Am Fam Physician. 2002;66(8):1548-1549
Major guidelines regarding colon cancer screening suggest beginning such testing at 50 years of age in patients at average risk. Imperiale and colleagues detailed the results of a large screening trial of colonoscopy for cancer and polyps among patients who were 40 to 49 years of age, who would not be offered screening according to present guidelines.
The investigators analyzed data from a patient population that received colonoscopy screening as an employee benefit for all persons who were at least 40 years of age. All patients were asymptomatic for any bowel disease and had no personal history of colorectal cancer, colorectal polyps, or inflammatory bowel disease. Of the 3,421 employees screened by colonoscopy, 906 were 40 to 49 years of age. Male subjects comprised 61 percent of participants.
Nearly 90 percent of screened patients who were 40 to 49 years of age had either no polyps or only hyperplastic polyps. Advanced neoplasia was defined as a tubular adenoma at least 1 cm in diameter, any polyp with villous features, any tissue with high-grade dysplasia, or a cancer. Advanced lesions were found in 3.5 percent of patients. If tubular adenomas at least 1 cm in diameter were not considered an advanced lesion, the rate decreased to 2.3 percent. No cancerous lesion was detected in the entire cohort of 40- to 49-year-old subjects. By comparison, advanced neoplasia rates were 4.1 percent in the 50- to 59-year-old group, 7.8 percent in the 60- to 69-year-old group, and 11.8 percent in patients who were at least 70 years of age.
The authors concluded there was a “low yield” to screening colonoscopy in patients 40 to 49 years of age, which supported the recommendation from current guidelines to start screening at 50 years of age and beyond.

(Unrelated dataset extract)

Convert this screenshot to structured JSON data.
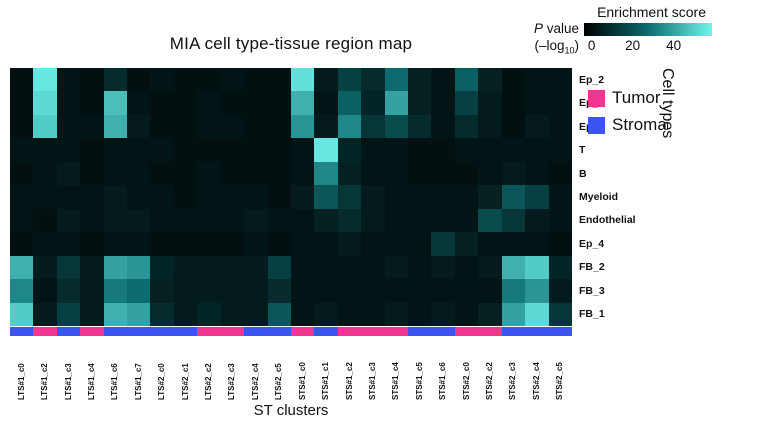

editor's note: Studies with so-called “negative” results, where the suggested intervention or treatment does not improve outcomes, rarely get much attention in the lay press or medical literature. While previous results from Imperiale's investigative group have generated some controversy for appearing to promote screening colonoscopy over sigmoidoscopy, one has to respect the scientific discipline it required from the authors and the journal to promulgate the results of this analysis, where not a single cancer was found among the 906 persons screened.—b.z.